TERRACE, B.C. -- When the B.C. Liberals announced a plan to permit raw log exports in an attempt to get loggers and...


TERRACE, B.C. — When the B.C. Liberals announced a plan to permit raw log exports in an attempt to get loggers and truckers back to work, not everyone was pleased.

The latest to speak out against the move is IWA union spokesman, Terry Tate of local I-425.

Tate says the move is just a cash grab, which will have dire long-term consequences, despite admitting it may help truckers who have been without freight in recent months.

“Loggers and truckers are the only ones working and benefiting from raw log exports,” says Tate. “As well, the companies and the government make instant money on the sale of raw logs.”

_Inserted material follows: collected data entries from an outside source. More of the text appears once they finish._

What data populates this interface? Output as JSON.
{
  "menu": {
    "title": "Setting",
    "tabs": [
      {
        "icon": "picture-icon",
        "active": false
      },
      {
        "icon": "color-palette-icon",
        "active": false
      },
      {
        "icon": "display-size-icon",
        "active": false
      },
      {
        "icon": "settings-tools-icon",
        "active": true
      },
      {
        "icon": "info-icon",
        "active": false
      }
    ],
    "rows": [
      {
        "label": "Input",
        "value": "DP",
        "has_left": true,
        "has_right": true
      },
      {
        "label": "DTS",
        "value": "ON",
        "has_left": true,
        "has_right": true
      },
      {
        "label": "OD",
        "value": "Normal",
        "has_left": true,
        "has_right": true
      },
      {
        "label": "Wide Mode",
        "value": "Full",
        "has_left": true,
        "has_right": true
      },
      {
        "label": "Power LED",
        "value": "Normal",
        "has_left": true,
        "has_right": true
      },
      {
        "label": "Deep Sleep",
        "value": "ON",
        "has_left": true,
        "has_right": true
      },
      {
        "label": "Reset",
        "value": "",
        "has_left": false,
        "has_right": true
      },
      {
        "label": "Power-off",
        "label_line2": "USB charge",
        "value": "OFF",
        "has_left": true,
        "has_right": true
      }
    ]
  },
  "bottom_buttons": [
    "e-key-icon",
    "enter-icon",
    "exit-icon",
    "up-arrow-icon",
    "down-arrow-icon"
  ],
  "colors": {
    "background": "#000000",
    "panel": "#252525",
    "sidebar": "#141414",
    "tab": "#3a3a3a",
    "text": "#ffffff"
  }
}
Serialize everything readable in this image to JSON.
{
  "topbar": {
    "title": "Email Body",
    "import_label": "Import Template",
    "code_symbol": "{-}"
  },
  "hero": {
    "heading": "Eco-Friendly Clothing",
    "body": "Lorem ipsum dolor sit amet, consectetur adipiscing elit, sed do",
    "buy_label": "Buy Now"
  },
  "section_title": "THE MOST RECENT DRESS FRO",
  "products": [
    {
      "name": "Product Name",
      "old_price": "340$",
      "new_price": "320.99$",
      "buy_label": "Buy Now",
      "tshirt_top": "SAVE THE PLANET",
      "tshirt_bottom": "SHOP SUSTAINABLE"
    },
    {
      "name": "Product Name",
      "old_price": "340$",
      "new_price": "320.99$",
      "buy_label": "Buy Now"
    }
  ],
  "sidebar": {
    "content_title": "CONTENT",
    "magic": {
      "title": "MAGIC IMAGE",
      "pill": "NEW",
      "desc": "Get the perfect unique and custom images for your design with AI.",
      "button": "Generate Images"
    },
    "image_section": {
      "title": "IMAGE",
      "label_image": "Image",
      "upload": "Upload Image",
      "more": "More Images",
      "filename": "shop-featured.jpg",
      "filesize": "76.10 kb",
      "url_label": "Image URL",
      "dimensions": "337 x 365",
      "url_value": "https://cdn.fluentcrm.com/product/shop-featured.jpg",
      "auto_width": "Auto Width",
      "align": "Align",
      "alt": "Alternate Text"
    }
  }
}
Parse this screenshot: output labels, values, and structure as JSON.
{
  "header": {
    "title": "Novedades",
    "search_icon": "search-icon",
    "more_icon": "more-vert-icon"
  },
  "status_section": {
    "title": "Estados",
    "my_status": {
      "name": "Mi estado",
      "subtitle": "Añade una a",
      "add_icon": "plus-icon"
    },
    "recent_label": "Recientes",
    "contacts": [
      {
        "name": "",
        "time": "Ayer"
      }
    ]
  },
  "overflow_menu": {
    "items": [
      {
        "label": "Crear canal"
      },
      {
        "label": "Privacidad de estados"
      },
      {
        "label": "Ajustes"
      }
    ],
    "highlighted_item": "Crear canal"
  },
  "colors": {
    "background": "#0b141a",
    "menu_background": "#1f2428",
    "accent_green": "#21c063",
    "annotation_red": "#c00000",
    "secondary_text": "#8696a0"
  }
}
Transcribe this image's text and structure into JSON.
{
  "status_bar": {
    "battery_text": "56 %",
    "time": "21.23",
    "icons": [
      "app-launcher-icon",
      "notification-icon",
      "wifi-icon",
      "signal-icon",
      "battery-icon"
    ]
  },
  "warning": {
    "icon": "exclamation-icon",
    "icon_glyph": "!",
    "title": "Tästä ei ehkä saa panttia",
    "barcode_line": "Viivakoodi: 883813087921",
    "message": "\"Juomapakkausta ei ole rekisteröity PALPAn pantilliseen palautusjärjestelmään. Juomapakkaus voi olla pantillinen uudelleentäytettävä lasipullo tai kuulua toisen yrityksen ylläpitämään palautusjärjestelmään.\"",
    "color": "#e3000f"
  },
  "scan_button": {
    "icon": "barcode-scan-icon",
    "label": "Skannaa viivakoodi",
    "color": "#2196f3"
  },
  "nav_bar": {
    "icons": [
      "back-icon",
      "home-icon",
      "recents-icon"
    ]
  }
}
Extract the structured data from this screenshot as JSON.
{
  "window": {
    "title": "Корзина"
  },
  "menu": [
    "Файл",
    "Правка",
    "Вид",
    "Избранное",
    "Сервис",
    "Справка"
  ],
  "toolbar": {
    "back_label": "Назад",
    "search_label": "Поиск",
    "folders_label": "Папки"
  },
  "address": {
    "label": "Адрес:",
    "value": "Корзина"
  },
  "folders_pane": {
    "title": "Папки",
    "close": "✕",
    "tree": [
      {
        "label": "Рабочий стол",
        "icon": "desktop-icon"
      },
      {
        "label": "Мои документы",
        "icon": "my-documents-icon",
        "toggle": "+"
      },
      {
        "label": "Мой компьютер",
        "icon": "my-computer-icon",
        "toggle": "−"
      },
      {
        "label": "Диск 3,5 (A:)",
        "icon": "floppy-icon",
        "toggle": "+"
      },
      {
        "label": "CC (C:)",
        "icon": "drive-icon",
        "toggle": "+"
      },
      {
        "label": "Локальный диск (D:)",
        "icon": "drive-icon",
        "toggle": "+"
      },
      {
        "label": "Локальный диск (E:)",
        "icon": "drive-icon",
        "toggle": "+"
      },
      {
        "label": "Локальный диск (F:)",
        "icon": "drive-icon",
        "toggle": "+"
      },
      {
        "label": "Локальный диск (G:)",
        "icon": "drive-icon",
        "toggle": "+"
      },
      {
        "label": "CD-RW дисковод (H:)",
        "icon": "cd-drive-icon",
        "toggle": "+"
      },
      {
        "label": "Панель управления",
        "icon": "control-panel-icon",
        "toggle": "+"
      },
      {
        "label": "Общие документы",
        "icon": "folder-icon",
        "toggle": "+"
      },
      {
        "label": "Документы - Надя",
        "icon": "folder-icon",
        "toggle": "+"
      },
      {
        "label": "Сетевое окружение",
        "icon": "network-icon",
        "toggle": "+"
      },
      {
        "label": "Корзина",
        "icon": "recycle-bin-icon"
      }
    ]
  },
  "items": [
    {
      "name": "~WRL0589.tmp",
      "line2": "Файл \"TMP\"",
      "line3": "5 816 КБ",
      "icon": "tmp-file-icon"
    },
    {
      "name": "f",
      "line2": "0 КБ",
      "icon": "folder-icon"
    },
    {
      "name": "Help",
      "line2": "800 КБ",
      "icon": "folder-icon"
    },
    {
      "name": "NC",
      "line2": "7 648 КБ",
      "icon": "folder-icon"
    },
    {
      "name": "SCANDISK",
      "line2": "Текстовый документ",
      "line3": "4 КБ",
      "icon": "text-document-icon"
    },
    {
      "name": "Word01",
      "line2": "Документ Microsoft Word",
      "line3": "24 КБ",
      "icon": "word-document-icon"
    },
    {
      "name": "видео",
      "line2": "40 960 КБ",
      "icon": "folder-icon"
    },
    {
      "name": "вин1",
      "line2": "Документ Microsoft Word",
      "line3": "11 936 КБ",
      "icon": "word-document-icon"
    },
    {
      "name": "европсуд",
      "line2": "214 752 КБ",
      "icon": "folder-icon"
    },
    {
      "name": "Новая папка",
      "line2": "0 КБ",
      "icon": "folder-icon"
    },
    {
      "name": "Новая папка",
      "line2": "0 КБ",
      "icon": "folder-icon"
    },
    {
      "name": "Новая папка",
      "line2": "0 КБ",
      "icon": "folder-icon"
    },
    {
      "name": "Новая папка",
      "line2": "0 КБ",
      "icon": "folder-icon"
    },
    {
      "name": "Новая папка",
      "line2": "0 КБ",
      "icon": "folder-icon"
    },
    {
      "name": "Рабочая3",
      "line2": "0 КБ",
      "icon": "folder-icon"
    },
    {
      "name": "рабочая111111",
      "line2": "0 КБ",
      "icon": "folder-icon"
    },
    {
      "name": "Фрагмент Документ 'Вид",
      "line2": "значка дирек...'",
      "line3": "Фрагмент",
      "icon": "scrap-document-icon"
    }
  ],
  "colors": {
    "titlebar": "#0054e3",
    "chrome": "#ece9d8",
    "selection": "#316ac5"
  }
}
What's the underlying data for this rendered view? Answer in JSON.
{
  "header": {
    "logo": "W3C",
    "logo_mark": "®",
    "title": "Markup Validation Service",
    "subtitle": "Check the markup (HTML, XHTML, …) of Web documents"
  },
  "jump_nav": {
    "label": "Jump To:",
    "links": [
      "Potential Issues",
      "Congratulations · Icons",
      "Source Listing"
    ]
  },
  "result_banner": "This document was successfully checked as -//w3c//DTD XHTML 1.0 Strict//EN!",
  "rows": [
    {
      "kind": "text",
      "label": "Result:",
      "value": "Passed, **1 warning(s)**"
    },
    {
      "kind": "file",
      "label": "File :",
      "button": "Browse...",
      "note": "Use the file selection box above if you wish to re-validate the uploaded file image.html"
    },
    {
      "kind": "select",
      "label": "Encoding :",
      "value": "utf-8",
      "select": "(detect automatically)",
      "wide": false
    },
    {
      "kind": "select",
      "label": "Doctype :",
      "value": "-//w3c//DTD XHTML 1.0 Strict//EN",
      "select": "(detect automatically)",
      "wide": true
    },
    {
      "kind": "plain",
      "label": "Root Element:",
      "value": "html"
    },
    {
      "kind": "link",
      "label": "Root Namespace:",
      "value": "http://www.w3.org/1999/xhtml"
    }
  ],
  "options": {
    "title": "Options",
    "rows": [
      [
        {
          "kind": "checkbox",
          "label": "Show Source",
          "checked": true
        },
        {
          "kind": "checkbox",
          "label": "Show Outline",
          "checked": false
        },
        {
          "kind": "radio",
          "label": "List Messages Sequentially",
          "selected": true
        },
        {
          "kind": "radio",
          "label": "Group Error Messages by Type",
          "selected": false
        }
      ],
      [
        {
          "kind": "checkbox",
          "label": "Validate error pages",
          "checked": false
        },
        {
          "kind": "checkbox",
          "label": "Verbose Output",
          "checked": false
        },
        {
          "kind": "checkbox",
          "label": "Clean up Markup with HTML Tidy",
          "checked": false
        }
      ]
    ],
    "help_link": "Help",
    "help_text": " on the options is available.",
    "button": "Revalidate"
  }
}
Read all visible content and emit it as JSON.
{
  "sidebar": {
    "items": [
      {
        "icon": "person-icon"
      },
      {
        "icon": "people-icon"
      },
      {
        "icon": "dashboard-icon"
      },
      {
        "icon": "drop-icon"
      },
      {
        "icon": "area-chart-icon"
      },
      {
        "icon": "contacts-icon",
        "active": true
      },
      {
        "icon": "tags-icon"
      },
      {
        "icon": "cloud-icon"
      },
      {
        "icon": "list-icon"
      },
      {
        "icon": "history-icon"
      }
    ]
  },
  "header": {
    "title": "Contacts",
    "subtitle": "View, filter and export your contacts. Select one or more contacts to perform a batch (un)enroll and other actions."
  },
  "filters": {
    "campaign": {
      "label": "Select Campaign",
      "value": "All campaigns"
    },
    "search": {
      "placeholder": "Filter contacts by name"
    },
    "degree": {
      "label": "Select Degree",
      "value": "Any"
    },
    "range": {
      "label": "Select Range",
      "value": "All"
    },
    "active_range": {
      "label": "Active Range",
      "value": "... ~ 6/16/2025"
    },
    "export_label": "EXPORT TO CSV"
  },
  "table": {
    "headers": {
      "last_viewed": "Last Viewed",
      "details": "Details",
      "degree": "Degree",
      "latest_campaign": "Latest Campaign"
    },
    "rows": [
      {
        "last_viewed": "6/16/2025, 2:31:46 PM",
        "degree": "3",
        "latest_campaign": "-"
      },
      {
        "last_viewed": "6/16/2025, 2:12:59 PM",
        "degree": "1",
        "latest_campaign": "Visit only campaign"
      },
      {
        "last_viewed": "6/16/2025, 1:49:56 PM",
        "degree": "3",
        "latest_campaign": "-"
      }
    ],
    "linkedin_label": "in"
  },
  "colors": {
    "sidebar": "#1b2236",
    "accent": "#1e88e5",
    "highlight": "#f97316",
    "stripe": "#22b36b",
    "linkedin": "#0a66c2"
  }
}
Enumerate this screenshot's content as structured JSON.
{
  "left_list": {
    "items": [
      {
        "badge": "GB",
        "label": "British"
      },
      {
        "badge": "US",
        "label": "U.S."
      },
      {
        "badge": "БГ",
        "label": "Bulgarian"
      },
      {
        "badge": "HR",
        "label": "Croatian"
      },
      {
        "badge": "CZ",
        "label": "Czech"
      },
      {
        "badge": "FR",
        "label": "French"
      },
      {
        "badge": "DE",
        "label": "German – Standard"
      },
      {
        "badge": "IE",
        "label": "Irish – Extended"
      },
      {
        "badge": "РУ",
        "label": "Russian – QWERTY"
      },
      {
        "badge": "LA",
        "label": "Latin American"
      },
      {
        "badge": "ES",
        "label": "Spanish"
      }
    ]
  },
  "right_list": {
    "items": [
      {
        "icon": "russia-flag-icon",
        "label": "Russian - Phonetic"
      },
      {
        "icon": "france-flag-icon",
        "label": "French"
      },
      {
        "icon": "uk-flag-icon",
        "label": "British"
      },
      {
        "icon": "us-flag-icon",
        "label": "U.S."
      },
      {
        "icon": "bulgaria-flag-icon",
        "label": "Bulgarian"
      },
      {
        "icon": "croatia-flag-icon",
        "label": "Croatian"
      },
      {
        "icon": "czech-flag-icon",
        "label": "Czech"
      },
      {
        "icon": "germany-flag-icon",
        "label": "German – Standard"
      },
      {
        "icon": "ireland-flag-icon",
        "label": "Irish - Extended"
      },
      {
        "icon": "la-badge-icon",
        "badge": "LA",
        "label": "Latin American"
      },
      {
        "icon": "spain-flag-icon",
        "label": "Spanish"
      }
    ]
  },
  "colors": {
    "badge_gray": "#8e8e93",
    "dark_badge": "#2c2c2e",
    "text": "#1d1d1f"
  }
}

Premier Gordon Campbell recently floated the idea of exporting mountain pine beetle-infested logs to the U.S. to help deal with increased logging allowances brought in to help slow the epidemic.

“We may, in fact, be able to help solve some of the problems some mills have in terms of supply in places other than B.C.,” Campbell said at a Mar. 4 meeting.

Tate says that would mean raw logs will bypass Canadian mills and production lines and the only winners will be Americans and big business. He adds that up to one million cubic metres of raw logs could be seen as surplus, making them available for export to foreign markets.

“Once you open the gate, there’s no stopping it,” says Tate. “Under NAFTA, once you start shipping, just try and stop it. Industry and government must remember that this timber belongs to the residents of B.C.”